The Avukaya is an about 50,000 people counting non-Nilotic ethnic group which primarily lives in Western Equatoria. Most Avukaya reside in the districts of Yei and Maridi in Western Equatoria, a region bordering on Uganda and the Democratic Republic of Congo. Smaller Avukaya groups, in part civil war refugees, are also located in the neighboring countries across the border.
Traditionally, the Ayukaya are subsistence farmers who live in small villages or farmsteads. Their homeland is located in the rainforest area with fertile soil to grow corn, cassava (manioc), telebun (finger millet), yams and fruits. The harvest of tropical hardwood trees, such as teak, provides some additional economic income.

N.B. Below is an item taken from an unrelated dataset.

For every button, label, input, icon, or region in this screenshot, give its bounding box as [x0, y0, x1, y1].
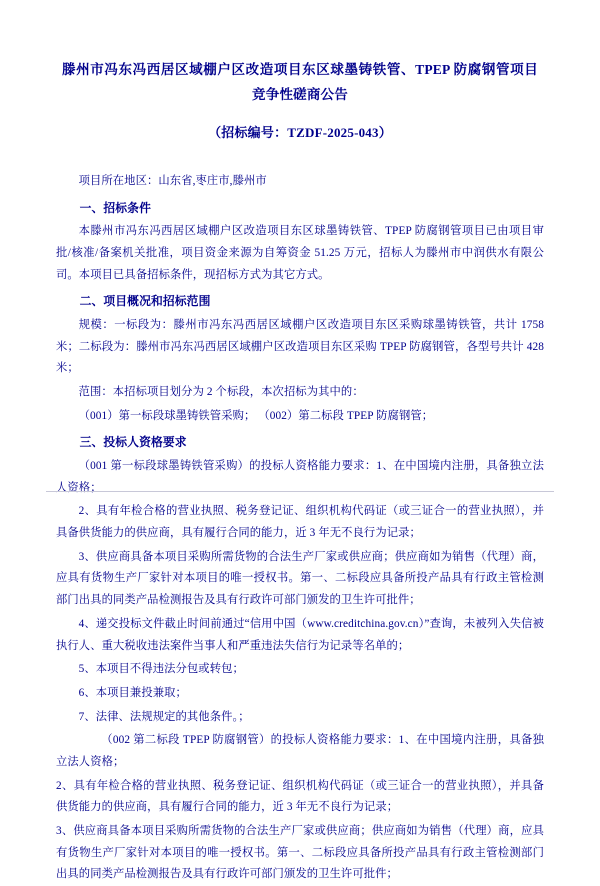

The Avukanya language is closely related to the Avukaya-Azande language. The two ethnic groups also share close cultural ties. Many aspects of their social life and spiritual beliefs, which are associated with magical powers and animal totems, are identical. Like in the Azande culture, the young Avukuya men are circumcised.
Today, many Avukaya communities have been completely or partially christianized. The Avukaya have a rich song and dance culture and are admired for their skilled arts and craftsmanship, including the production of beautiful woven baskets, weapons and tools. The Avukaya live in peaceful coexistence with the neighboring ethnic groups of Moru, Mundu and Pöjulu.